RODRIGO FONSECA
Tem “O Grande Circo Místico” na TV hoje: às 20h, o mais recente longa-metragem de Cacá Diegues, que dividiu opiniões em sua estreia em circuito, será exibido pela Rede Telecine, no canal Cult. Esta superprodução está indicada ao Grande Prêmio do Cinema Brasileiro, a ser entregue no dia 14 de agosto, em dez categorias, como a de melhor filme, roteiro e fotografia.
Atração brasileira mais imponente do Festival de Cannes de 2018, com direito à projeção de gala, O Grande Circo Místico é a apoteose da relação amorosa de um dos mais distintos cineastas da América Latina com a poesia, algo curioso para um realizador comprometido, domingo a domingo, à produção de artigos para jornais.

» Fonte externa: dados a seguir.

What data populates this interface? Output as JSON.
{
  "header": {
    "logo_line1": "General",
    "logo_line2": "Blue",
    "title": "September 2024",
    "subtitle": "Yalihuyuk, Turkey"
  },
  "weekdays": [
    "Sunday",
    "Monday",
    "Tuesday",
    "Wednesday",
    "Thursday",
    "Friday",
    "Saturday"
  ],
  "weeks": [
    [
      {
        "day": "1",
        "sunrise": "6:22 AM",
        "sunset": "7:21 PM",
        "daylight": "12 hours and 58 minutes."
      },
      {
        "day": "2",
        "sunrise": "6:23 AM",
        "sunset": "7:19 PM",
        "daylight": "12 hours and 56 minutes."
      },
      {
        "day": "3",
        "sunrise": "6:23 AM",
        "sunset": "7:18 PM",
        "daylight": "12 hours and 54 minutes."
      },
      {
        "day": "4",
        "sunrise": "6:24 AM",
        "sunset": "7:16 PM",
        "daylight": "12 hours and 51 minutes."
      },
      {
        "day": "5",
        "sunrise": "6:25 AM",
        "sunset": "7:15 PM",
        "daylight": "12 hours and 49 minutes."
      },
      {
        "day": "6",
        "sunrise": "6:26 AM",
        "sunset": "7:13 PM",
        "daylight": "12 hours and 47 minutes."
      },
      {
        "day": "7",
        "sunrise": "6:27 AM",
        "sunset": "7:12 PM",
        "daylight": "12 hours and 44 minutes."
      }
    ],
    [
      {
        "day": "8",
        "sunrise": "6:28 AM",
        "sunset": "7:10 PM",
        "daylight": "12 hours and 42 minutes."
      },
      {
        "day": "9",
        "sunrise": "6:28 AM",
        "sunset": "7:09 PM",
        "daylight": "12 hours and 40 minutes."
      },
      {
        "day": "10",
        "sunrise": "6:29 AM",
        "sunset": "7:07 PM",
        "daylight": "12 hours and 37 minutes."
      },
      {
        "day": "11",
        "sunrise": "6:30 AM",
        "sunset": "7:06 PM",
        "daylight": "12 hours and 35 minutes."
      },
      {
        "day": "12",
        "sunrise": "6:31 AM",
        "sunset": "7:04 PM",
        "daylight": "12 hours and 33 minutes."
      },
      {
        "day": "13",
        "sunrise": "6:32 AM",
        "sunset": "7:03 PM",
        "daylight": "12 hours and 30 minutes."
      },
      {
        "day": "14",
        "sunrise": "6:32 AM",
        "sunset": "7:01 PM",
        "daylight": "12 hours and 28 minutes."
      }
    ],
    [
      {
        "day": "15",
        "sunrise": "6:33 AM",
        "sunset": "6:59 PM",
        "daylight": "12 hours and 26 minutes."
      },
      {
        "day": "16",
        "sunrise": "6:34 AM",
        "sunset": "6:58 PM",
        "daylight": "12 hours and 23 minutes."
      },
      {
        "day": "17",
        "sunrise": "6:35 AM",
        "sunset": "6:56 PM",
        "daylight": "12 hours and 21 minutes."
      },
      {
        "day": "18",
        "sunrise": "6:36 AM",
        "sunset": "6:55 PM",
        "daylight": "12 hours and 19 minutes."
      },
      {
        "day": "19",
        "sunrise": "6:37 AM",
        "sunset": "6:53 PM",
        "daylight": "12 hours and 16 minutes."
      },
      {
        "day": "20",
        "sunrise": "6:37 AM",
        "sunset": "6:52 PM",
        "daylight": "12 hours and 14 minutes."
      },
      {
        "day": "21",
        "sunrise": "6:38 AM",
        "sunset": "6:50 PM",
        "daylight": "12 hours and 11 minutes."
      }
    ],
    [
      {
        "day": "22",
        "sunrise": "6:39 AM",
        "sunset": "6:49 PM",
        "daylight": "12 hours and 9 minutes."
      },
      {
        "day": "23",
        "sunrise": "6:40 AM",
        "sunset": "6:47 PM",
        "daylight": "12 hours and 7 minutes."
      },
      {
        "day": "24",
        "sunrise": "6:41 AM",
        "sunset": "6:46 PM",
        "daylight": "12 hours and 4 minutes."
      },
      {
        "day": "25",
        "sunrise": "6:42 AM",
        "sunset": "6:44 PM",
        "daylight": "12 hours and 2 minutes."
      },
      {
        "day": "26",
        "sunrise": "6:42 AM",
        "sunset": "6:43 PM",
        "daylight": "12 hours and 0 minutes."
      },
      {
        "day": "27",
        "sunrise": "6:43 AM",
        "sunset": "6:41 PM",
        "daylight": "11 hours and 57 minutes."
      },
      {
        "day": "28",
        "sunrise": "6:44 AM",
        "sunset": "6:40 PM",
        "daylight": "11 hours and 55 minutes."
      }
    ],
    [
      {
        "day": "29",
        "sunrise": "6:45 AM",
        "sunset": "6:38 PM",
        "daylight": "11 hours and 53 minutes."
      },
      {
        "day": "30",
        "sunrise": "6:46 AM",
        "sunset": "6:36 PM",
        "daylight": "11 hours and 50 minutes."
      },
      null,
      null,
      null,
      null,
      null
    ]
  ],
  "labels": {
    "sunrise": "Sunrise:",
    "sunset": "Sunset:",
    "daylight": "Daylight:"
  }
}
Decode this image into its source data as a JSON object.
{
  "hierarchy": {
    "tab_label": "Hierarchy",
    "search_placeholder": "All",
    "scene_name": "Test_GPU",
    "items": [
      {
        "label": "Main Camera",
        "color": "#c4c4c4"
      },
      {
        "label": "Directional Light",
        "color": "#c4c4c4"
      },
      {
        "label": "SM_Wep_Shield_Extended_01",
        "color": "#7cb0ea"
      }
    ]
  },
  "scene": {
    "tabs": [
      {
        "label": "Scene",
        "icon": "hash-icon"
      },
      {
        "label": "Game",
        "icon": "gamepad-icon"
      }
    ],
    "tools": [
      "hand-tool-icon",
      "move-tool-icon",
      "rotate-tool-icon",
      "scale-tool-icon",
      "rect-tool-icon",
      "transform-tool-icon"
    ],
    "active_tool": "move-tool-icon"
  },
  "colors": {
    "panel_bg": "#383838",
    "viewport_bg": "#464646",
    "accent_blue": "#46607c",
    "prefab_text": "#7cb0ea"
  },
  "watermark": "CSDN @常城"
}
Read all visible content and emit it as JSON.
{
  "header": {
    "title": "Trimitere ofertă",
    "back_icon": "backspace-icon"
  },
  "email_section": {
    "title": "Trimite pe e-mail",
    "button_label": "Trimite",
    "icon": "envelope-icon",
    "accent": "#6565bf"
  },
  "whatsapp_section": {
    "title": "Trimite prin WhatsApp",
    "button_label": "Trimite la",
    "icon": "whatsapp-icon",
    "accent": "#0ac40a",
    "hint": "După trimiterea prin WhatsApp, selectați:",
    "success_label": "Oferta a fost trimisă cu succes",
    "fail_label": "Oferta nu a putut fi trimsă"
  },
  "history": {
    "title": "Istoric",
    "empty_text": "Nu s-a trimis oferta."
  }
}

Ao longo de cinco décadas de carreira, Carlos Diegues, o Cacá, já escreveu muita coisa, além de argumentos. Fez a autobiografia da sua geração, escreveu ensaios sobre a reestruturação económica do nosso audiovisual, rascunhou reflexões com cara de poema… Enfim…, muito texto! Texto demais para um bicho da imagem. Mas um bicho da imagem egresso de um processo de formação intelectual no qual se lia demais, indo de Gilberto Freyre a Jorge Amado, de Graciliano Ramos a Sérgio Buarque. Não era de se espantar que as palavras brotassem dele. Por praxe da fricção artística, esperar-se-ia que as palavras brotassem daí como romance ou conto, mas foi por meio de poemas de Jorge de Lima (1893-1953), um autor nascido nas Alagoas, como Cacá, que o septuagenário cineasta produziu (e realizou) o seu melhor filme em muitos anos.
Foram necessários 12 anos para que Cacá regressasse às veredas da ficção, após ser laureado no Festival de Montreal com O Maior Amor Do Mundo (2006), o momento mais truffautiano de uma filmografia iniciada no formato longa-metragem em 1964, com Ganga Zumba. Mas O Grande Circo Místico – um livre diálogo com os poemas de Jorge de Lima, no livro A Túnica Inconsútil, de 1938 – enfim chegou, como prova de que a espera foi compensada pela excelência.
Desde Bye bye, Brasil (1979), a sua obra-prima, Cacá não surgia até nós tão visceral, lúdico e sem medo de ser erótico, num momento em que voltamos à Idade Média no que envolve à discussão do desejo e da carnalidade. Existe em cena um toque de fantasia traduzido em efeitos especiais, em personagens inusitadas e na fotografia quase expressionista de Gustavo Hadba, cuja luz acentua o assombro sob um picadeiro de excessos. A parceria com o guionista George Moura (de joias televisivas como Onde Nascem Os Fortes), dono de uma particularíssima estética antropológica interessada na selvageria inata aos processos civilizatórios, deu ao cineasta a possibilidade de estudar as transformações afetivas do Brasil ao longo dos cem anos que seu filme condensa.
O enredo – transformado em ballet por Naum Alves de Souza, em 1983; e em peça musical, por João Fonseca, 2014 – mapeia um século na vida de uma trupe circense amaldiçoada por paixões tempestuosas, pela pressa da Morte em abreviar vidas felizes e pelo machismo. O francês Vincent Cassel empresta o seu charme ao filme na pele de um mágico Don Juan que sintetiza a sua empáfia todas as chagas humanas daquela lona de múltiplos misticismos. Cabem ainda nessa lona todos os traços autorais de Cacá (a etnografia da sobrevivência, a magia da fé, as mulheres empoderadas).
Num momento de apogeu como cronista, eleito para a Academia Brasileira de Letras, o realizador arranca atuações viscerais de seu elenco, sobretudo da sempre surpreendente Luiza Mariani – como uma bagaceira refém da fossa – e de Mariana Ximenes, na pele de uma rancorosa trapezista tatuada. Elas são estrofes iluminadas neste poesia em forma de filme.